In some ways it would have been better if there
had
been another woman. Then she’d have come second to something. But no, the guy was single. “No,” Emma said quietly. “He just didn’t want to know me after the trip.”

Hunter frowned. “You met up with him again?”

“Yep,” she mumbled. It was the most embarrassing bit. She’d chased him, and he’d been clearly embarrassed. He hadn’t wanted to introduce her to his housemates; he was a total playboy who wasn’t up for any kind of commitment. He’d just been spouting rubbish to get his rocks off on holiday. Nothing had been so crushing. Her already tragic self-esteem had been trashed by that cutting lack of welcome and the curt good-bye.

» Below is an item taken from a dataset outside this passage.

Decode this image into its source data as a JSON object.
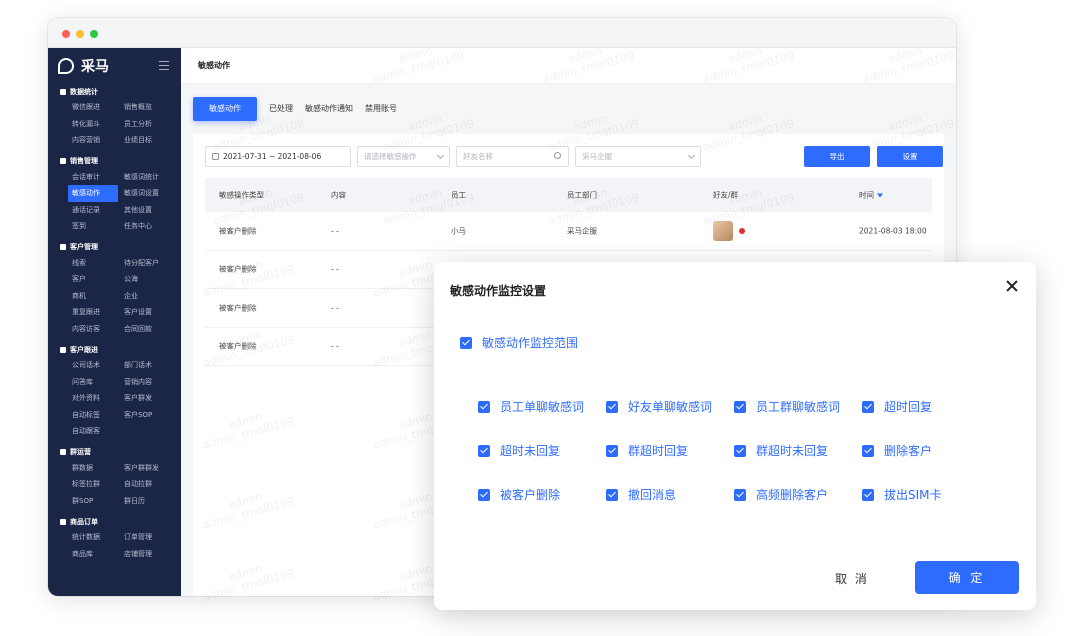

She’d tried to recover her poise instantly. She had some pride after all. She wasn’t about to beg the guy. And she’d gotten the hell out of there as quickly as she could.

“Sounds to me like he wasn’t honest from the start.”

“He wasn’t honest at any time,” she said.

“Then he’s not worth spending another second of your life on. Forget him.” He made it sound so easy.

“I have.” She hardly ever thought of him. But she wouldn’t forget the lesson she’d learned. It was the final nail in her trust coffin. People could never, ever be relied on. No matter what they said.